1. The utility model provides a numerical control milling and drilling machine workstation, includes base (1), its characterized in that: the device is characterized in that a first motor (2) is fixedly connected to the surface of the base (1), a bidirectional screw (3) is fixedly connected to an output shaft of the first motor (2), the first motor (2) drives the bidirectional screw (3) to rotate through the output shaft, a guide rod (4) is fixedly connected to the upper surface of the first motor (2), an organic top (5) is fixedly connected to the upper surface of the guide rod (4), a lifting disc (6) is slidingly connected to the surface of the guide rod (4), a rotating ring (7) is rotationally connected to the surface of the lifting disc (6), a processing table (8) is fixedly connected to the upper surface of the rotating ring (7), a toothed ring (9) is fixedly connected to the lower surface of the rotating ring (7), a second motor (10) is fixedly connected to the surface of the base (1), a gear (11) is fixedly connected to the output shaft of the second motor (10), the second motor (10) drives the gear (11) to rotate through the output shaft, a lifting plate (12) is slidingly connected to the surface of the guide rod (4), a ball bearing plate (13) is fixedly connected to the upper surface of the third motor (13), and a ball screw (13) is fixedly connected to the third output shaft (13), the ball screw is characterized in that a square nut (15) is connected to the surface of the ball screw (14), a movable plate (16) is fixedly connected to the lower surface of the square nut (15), an air cylinder (17) is fixedly connected to the surface of the movable plate (16), a fourth motor (18) is fixedly connected to a piston rod of the air cylinder (17), the air cylinder (17) drives the fourth motor (18) to move through the piston rod, a milling cutter (19) is fixedly connected to an output shaft of the fourth motor (18), and the fourth motor (18) drives the milling cutter (19) to rotate through the output shaft.

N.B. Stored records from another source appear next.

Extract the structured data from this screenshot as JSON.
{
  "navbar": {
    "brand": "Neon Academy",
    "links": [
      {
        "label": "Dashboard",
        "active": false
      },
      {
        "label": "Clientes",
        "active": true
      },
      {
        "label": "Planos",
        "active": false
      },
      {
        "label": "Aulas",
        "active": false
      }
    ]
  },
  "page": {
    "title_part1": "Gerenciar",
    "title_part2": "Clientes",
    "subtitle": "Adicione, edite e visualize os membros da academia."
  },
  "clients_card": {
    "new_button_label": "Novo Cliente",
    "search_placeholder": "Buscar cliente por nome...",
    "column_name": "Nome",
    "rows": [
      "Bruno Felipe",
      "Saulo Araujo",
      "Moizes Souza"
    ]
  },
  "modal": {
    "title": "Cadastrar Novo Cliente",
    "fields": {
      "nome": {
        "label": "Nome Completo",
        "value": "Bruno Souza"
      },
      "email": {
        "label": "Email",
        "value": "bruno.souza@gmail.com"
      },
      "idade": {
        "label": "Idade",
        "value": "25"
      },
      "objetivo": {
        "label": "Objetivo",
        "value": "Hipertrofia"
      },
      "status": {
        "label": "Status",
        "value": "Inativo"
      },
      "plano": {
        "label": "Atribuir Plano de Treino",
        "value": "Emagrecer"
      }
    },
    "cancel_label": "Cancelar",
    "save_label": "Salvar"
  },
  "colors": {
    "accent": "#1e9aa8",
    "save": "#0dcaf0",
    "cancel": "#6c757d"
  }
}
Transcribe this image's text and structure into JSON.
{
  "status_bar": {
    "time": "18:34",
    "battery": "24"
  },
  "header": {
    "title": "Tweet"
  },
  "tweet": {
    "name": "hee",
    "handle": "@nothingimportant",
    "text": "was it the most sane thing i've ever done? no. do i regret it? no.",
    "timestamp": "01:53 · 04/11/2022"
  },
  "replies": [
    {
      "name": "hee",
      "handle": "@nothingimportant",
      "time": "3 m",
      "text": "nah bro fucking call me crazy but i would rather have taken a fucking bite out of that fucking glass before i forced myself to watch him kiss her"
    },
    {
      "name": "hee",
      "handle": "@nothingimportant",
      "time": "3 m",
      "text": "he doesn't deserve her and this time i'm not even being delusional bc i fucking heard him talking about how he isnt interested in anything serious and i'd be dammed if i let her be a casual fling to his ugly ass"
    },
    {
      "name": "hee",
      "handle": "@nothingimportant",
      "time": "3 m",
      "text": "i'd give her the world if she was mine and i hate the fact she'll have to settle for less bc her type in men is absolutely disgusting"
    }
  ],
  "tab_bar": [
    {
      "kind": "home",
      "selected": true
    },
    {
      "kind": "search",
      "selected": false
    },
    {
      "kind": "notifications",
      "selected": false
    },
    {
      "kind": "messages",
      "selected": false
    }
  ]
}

2. A numerically controlled drilling and milling machine table as claimed in claim 1, wherein: the processing bench (8) rotates on the surface of the lifting disc (6) through the swivel (7), a threaded hole and a circular hole are formed in the surface of the lifting disc (6), the bidirectional screw rod (3) is in threaded connection with the threaded hole of the lifting disc (6), and the lifting disc (6) slides on the surface of the guide rod (4) through the circular hole.

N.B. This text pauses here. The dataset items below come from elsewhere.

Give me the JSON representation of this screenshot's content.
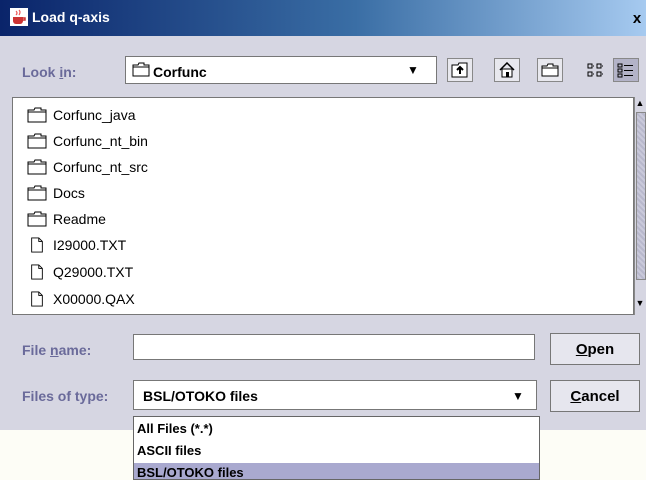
{
  "window": {
    "title": "Load q-axis",
    "close_label": "x"
  },
  "look_in": {
    "label_pre": "Look ",
    "label_mnemonic": "i",
    "label_post": "n:",
    "value": "Corfunc"
  },
  "toolbar": [
    "up-one-level-icon",
    "home-icon",
    "new-folder-icon",
    "list-view-icon",
    "details-view-icon"
  ],
  "files": [
    {
      "name": "Corfunc_java",
      "type": "folder"
    },
    {
      "name": "Corfunc_nt_bin",
      "type": "folder"
    },
    {
      "name": "Corfunc_nt_src",
      "type": "folder"
    },
    {
      "name": "Docs",
      "type": "folder"
    },
    {
      "name": "Readme",
      "type": "folder"
    },
    {
      "name": "I29000.TXT",
      "type": "file"
    },
    {
      "name": "Q29000.TXT",
      "type": "file"
    },
    {
      "name": "X00000.QAX",
      "type": "file"
    }
  ],
  "file_name": {
    "label_pre": "File ",
    "label_mnemonic": "n",
    "label_post": "ame:",
    "value": ""
  },
  "files_of_type": {
    "label": "Files of type:",
    "value": "BSL/OTOKO files"
  },
  "buttons": {
    "open_mnemonic": "O",
    "open_rest": "pen",
    "cancel_mnemonic": "C",
    "cancel_rest": "ancel"
  },
  "type_options": [
    {
      "label": "All Files (*.*)",
      "selected": false
    },
    {
      "label": "ASCII files",
      "selected": false
    },
    {
      "label": "BSL/OTOKO files",
      "selected": true
    }
  ],
  "colors": {
    "title_bar_start": "#0a246a",
    "dialog_bg": "#d6d6e2",
    "label": "#6a6a9a",
    "selection": "#a9a9cf"
  }
}
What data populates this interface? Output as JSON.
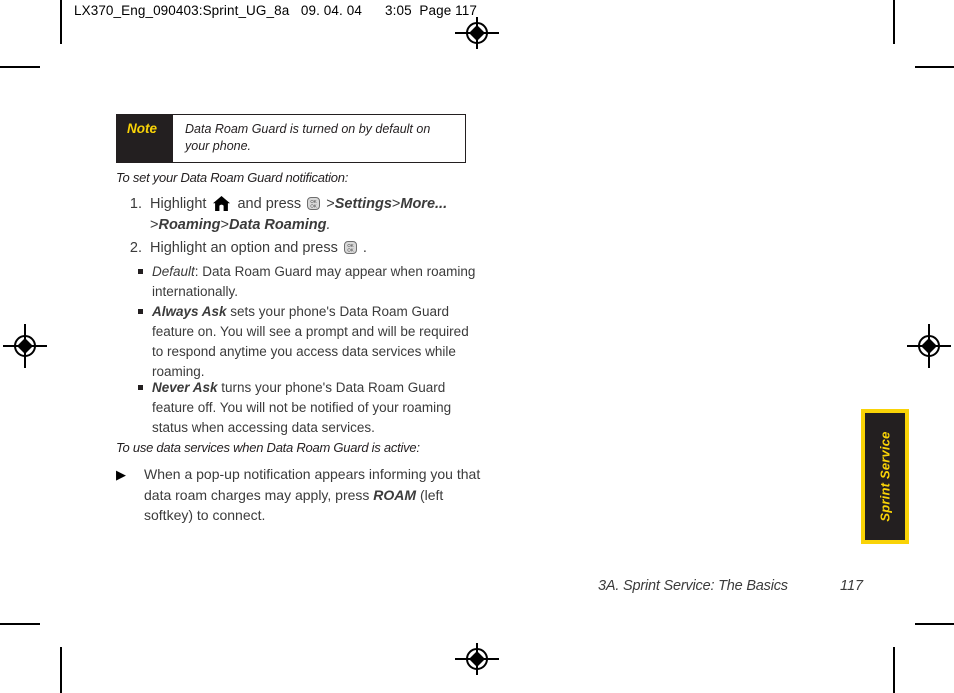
{
  "page": {
    "running_head": "LX370_Eng_090403:Sprint_UG_8a   09. 04. 04      3:05  Page 117",
    "footer_title": "3A. Sprint Service: The Basics",
    "footer_page": "117",
    "side_tab_label": "Sprint Service",
    "colors": {
      "accent_yellow": "#f9d307",
      "dark": "#231f20",
      "body_text": "#3b3b3b"
    }
  },
  "note": {
    "label": "Note",
    "text": "Data Roam Guard is turned on by default on your phone."
  },
  "sections": [
    {
      "heading": "To set your Data Roam Guard notification:",
      "steps": [
        {
          "number": "1.",
          "parts": [
            {
              "type": "text",
              "value": "Highlight "
            },
            {
              "type": "icon",
              "value": "home-icon"
            },
            {
              "type": "text",
              "value": " and press "
            },
            {
              "type": "icon",
              "value": "ok-key-icon"
            },
            {
              "type": "text",
              "value": " >"
            },
            {
              "type": "italic",
              "value": "Settings"
            },
            {
              "type": "text",
              "value": ">"
            },
            {
              "type": "italic",
              "value": "More..."
            },
            {
              "type": "text",
              "value": " >"
            },
            {
              "type": "italic",
              "value": "Roaming"
            },
            {
              "type": "text",
              "value": ">"
            },
            {
              "type": "italic",
              "value": "Data Roaming"
            },
            {
              "type": "italic",
              "value": "."
            }
          ]
        },
        {
          "number": "2.",
          "parts": [
            {
              "type": "text",
              "value": "Highlight an option and press "
            },
            {
              "type": "icon",
              "value": "ok-key-icon"
            },
            {
              "type": "text",
              "value": " ."
            }
          ]
        }
      ],
      "bullets": [
        {
          "term": "Default",
          "term_sep": ":",
          "rest": " Data Roam Guard may appear when roaming internationally."
        },
        {
          "term": "Always Ask",
          "term_sep": "",
          "rest": " sets your phone's Data Roam Guard feature on. You will see a prompt and will be required to respond anytime you access data services while roaming."
        },
        {
          "term": "Never Ask",
          "term_sep": "",
          "rest": " turns your phone's Data Roam Guard feature off. You will not be notified of your roaming status when accessing data services."
        }
      ]
    },
    {
      "heading": "To use data services when Data Roam Guard is active:",
      "triangle_item": {
        "bullet": "▶",
        "before": "When a pop-up notification appears informing you that data roam charges may apply, press ",
        "emphasis": "ROAM",
        "after": " (left softkey) to connect."
      }
    }
  ]
}
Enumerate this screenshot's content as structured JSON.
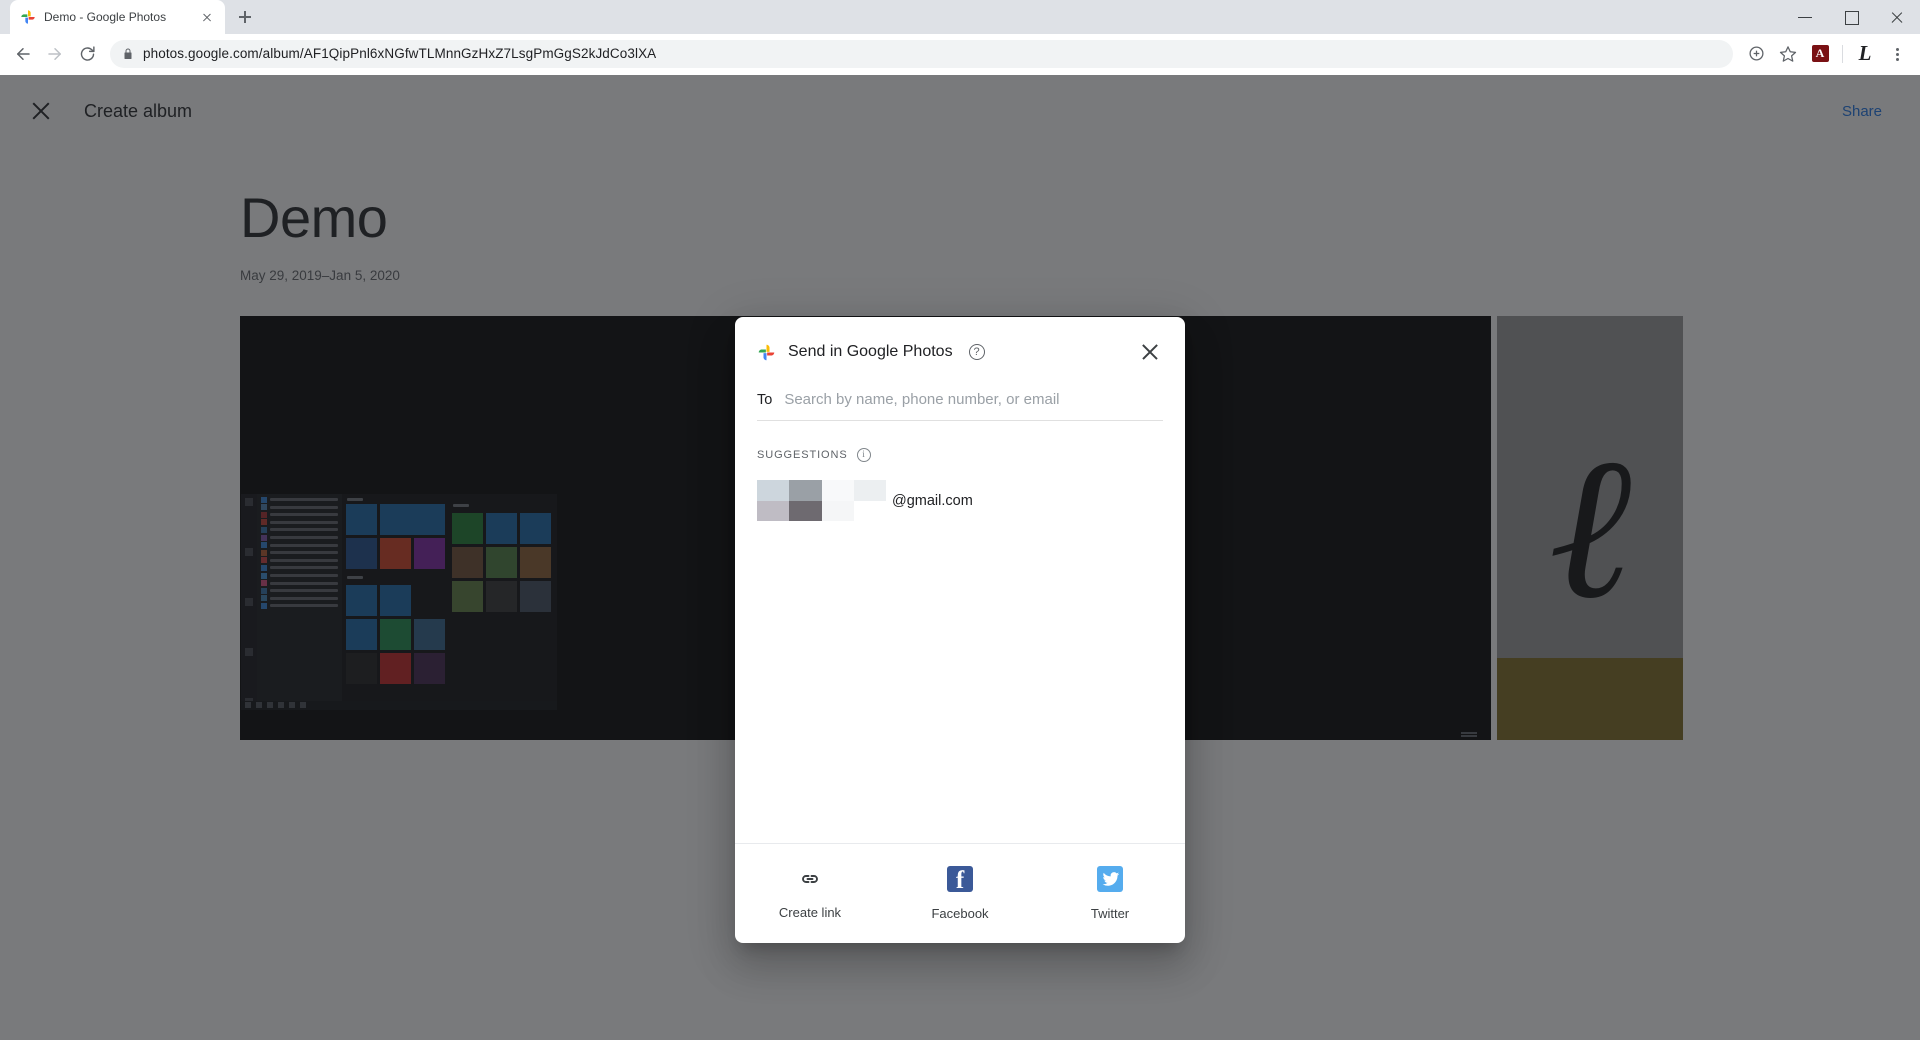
{
  "browser": {
    "tab": {
      "title": "Demo - Google Photos",
      "favicon_name": "google-photos-favicon",
      "close_name": "tab-close-icon"
    },
    "new_tab_label": "+",
    "nav": {
      "back": "back-icon",
      "forward": "forward-icon",
      "reload": "reload-icon"
    },
    "omnibox": {
      "url": "photos.google.com/album/AF1QipPnl6xNGfwTLMnnGzHxZ7LsgPmGgS2kJdCo3lXA",
      "lock_icon": "lock-icon"
    },
    "toolbar_right": {
      "install_icon": "add-circle-icon",
      "bookmark_icon": "star-icon",
      "extension_label": "A",
      "extension_name": "adobe-acrobat-extension-icon",
      "profile_initial": "L",
      "menu_icon": "three-dot-menu-icon"
    },
    "window": {
      "minimize": "minimize-icon",
      "maximize": "maximize-icon",
      "close": "window-close-icon"
    }
  },
  "page": {
    "header": {
      "close_label": "close-icon",
      "title": "Create album",
      "share_label": "Share"
    },
    "album": {
      "title": "Demo",
      "date_range": "May 29, 2019–Jan 5, 2020"
    }
  },
  "dialog": {
    "logo_name": "google-photos-pinwheel-icon",
    "title": "Send in Google Photos",
    "help_label": "?",
    "close_label": "×",
    "to": {
      "label": "To",
      "value": "",
      "placeholder": "Search by name, phone number, or email"
    },
    "suggestions": {
      "label": "SUGGESTIONS",
      "info_label": "i",
      "items": [
        {
          "redacted": true,
          "email": "@gmail.com"
        }
      ]
    },
    "share_options": [
      {
        "label": "Create link",
        "icon": "link-icon"
      },
      {
        "label": "Facebook",
        "icon": "facebook-icon",
        "glyph": "f",
        "color": "#3b5998"
      },
      {
        "label": "Twitter",
        "icon": "twitter-icon",
        "color": "#55acee"
      }
    ]
  },
  "colors": {
    "accent_blue": "#1a73e8",
    "facebook": "#3b5998",
    "twitter": "#55acee",
    "scrim": "rgba(32,33,36,0.6)"
  }
}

3. A numerically controlled drilling and milling machine table as claimed in claim 1, wherein: the processing table (8) is provided with four groups on the swivel (7), and the processing table (8) is uniformly arranged on the surface of the swivel (7) in a ring shape.

4. A numerically controlled drilling and milling machine table as claimed in claim 3, wherein: the gear ring (9) is meshed with the gear (11), the diameter and the thickness of the gear ring (9) are larger than those of the gear (11), the gear (11) drives the processing table (8) to rotate on the lifting disc (6) through the gear ring (9), and the bidirectional screw rod (3) and the guide rod (4) penetrate through the gear ring (9).

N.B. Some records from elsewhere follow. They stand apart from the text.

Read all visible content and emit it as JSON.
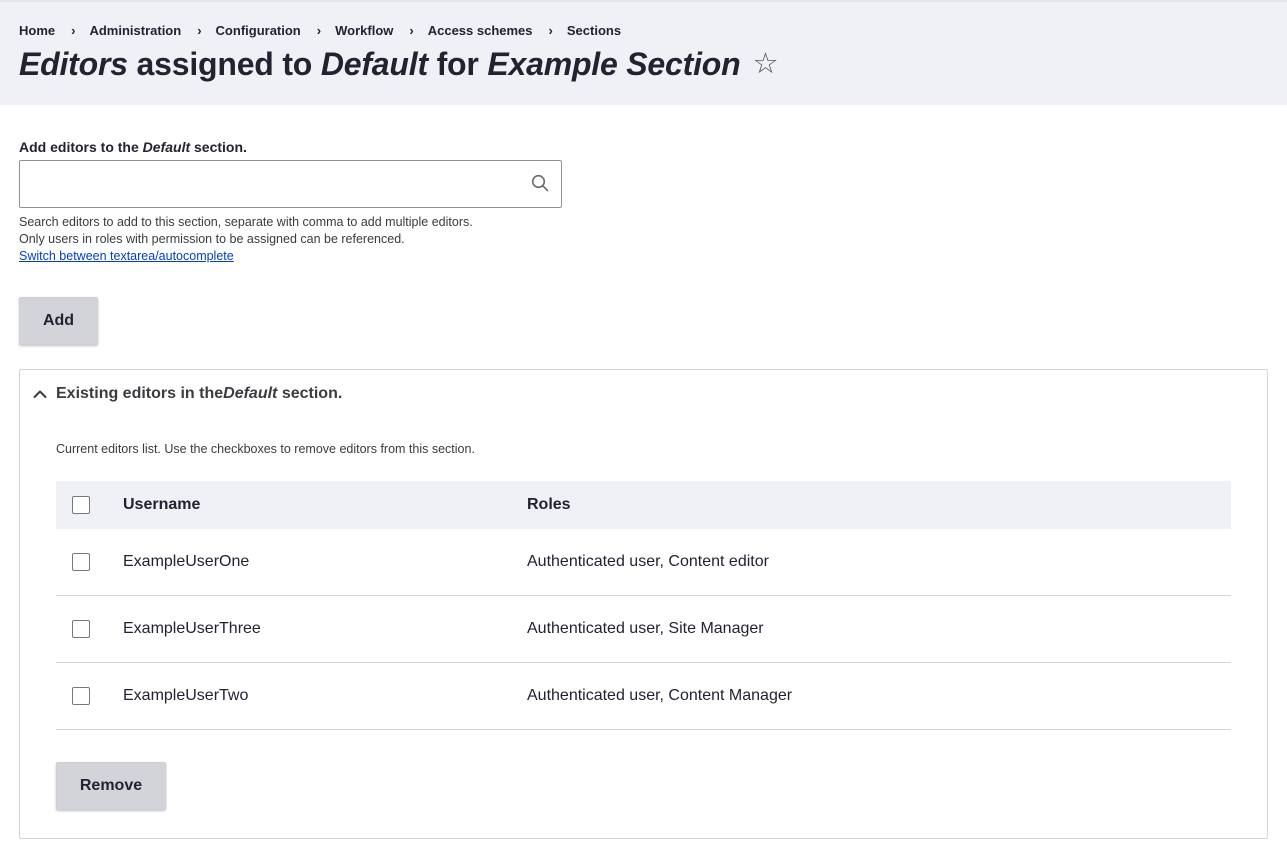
{
  "breadcrumb": [
    {
      "label": "Home"
    },
    {
      "label": "Administration"
    },
    {
      "label": "Configuration"
    },
    {
      "label": "Workflow"
    },
    {
      "label": "Access schemes"
    },
    {
      "label": "Sections"
    }
  ],
  "title": {
    "part1": "Editors",
    "part2": " assigned to ",
    "part3": "Default",
    "part4": " for ",
    "part5": "Example Section",
    "star": "☆"
  },
  "add_field": {
    "label_prefix": "Add editors to the ",
    "label_em": "Default",
    "label_suffix": " section.",
    "value": "",
    "placeholder": "",
    "desc_line1": "Search editors to add to this section, separate with comma to add multiple editors.",
    "desc_line2": "Only users in roles with permission to be assigned can be referenced.",
    "switch_link": "Switch between textarea/autocomplete",
    "add_button": "Add"
  },
  "existing": {
    "summary_prefix": "Existing editors in the ",
    "summary_em": "Default",
    "summary_suffix": " section.",
    "description": "Current editors list. Use the checkboxes to remove editors from this section.",
    "columns": {
      "username": "Username",
      "roles": "Roles"
    },
    "rows": [
      {
        "username": "ExampleUserOne",
        "roles": "Authenticated user, Content editor"
      },
      {
        "username": "ExampleUserThree",
        "roles": "Authenticated user, Site Manager"
      },
      {
        "username": "ExampleUserTwo",
        "roles": "Authenticated user, Content Manager"
      }
    ],
    "remove_button": "Remove"
  },
  "icons": {
    "search": "search-icon",
    "chevron": "chevron-up-icon",
    "star": "star-icon"
  }
}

5. The numerically controlled drilling and milling machine table as set forth in claim 4, wherein: the lifting plate (12) is in an F-shaped shape, a threaded hole and a circular hole are formed in the surface of the lifting plate (12), the lifting plate (12) is in threaded connection with the threaded hole of the bidirectional screw rod (3), and the lifting plate (12) slides on the surface of the guide rod (4) through the circular hole.

6. A numerically controlled drilling and milling machine table as claimed in claim 2, wherein: the sliding directions of the lifting disc (6) and the lifting plate (12) on the guide rod (4) are opposite, a guide hole is formed in the surface of the lifting plate (12), the square nut (15) slides on the guide hole of the lifting plate (12), and the square nut (15) changes the longitudinal position of the movable plate (16) at the bottom of the lifting plate (12).

7. The numerically controlled drilling and milling machine table as set forth in claim 6, wherein: the movable plate (16) is L-shaped, and the cylinder (17) changes the transverse position of the fourth motor (18) and the milling cutter (19) at the bottom of the movable plate (16) through a piston rod.